Однажды летним днем 1874 года я проходил долину Макарджера, двигаясь по высохшему руслу ручья из другой, более узкой долины. Я охотился на перепелов, и в сумке у меня лежало уже около дюжины птиц, когда я достиг описываемой хижины, о существовании которой доселе и не подозревал. Бегло осмотрев разрушенный домик, я продолжал охоту, и так как мне на сей раз необыкновенно везло, я задержался и этой долине почти до заката солнца. Тут только я вспомнил, что ушел довольно далеко от человеческого жилья и не успею найти пристанище до наступления ночи. Но в моей охотничьей сумке было вдоволь еды, а старый дом мог вполне послужить мне приютом, если он вообще требуется в теплую и сухую ночь в горах Сьерра Невады, где можно без всяких одеял отлично выспаться на ложе из сосновой хвои. Я люблю одиночество, мне нравятся летние ночи, и потому я без особых колебаний решил разбить здесь лагерь. До наступления темноты у меня уже готова была в углу комнаты постель из веток и листьев, а на огне жарился перепел. Из разрушенного очага тянуло дымом, пламя мягко освещало комнату. Сидя за скромным ужином из дичи и допивая остатки вина, которым мне, за неимением воды, весь день пришлось утолять жажду, я наслаждался довольством и покоем, какие не всегда доставляет нам даже более изысканный стол и комфортабельное жилище.

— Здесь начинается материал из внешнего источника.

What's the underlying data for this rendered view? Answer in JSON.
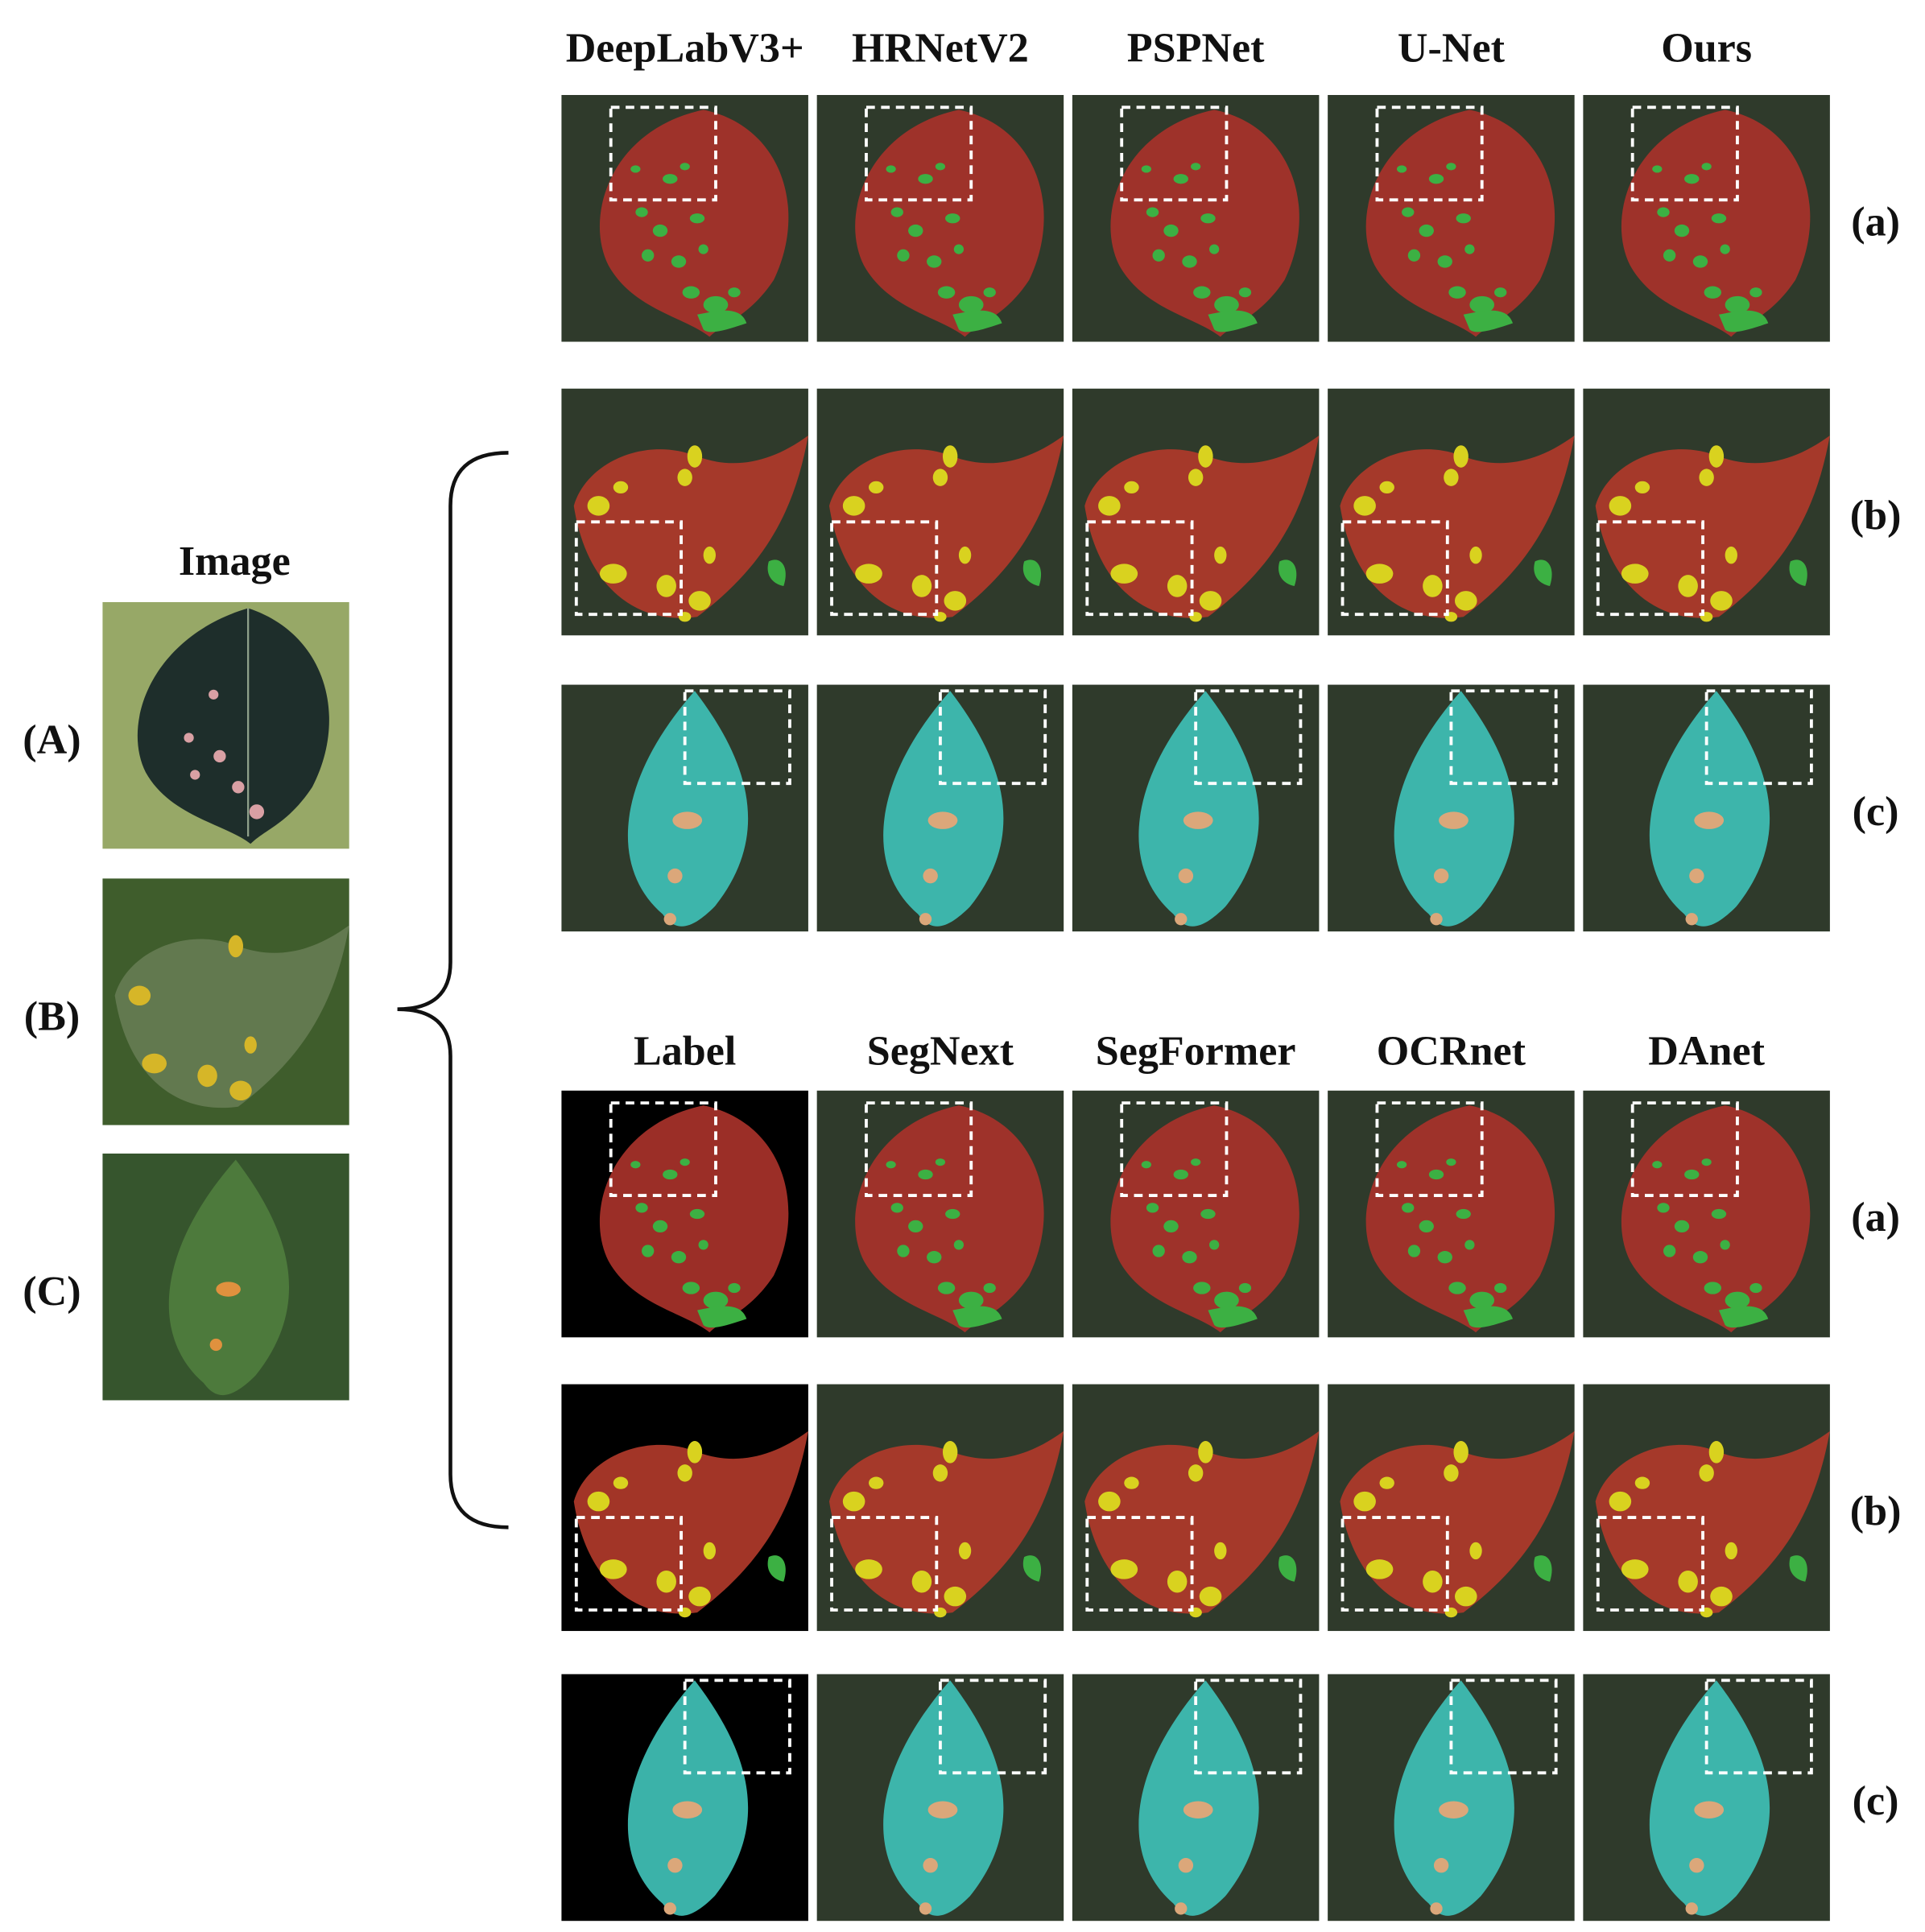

И тем не менее что-то было не так. Я ощущал довольство и покой, но не чувствовал себя в безопасности. Я поймал себя на том, что чаще, чем нужно, посматриваю на пустые проемы окна и двери. Глядя в черноту ночи, я не мог избавиться от какой-то непонятной тревоги. Воображение мое наполняло мир, лежащий за пределами хижины, враждебными мне существами реальными и сверхъестественными. Самыми главными среди них были медведь гризли, который, как я знал, все еще встречается в тех местах и призраки, которых, как я имел все основания думать, едва ли можно было здесь встретить. К сожалению, наши чувства не всегда считаются с теорией вероятности, и меня в этот вечер одинаково страшило как возможное, так и невозможное.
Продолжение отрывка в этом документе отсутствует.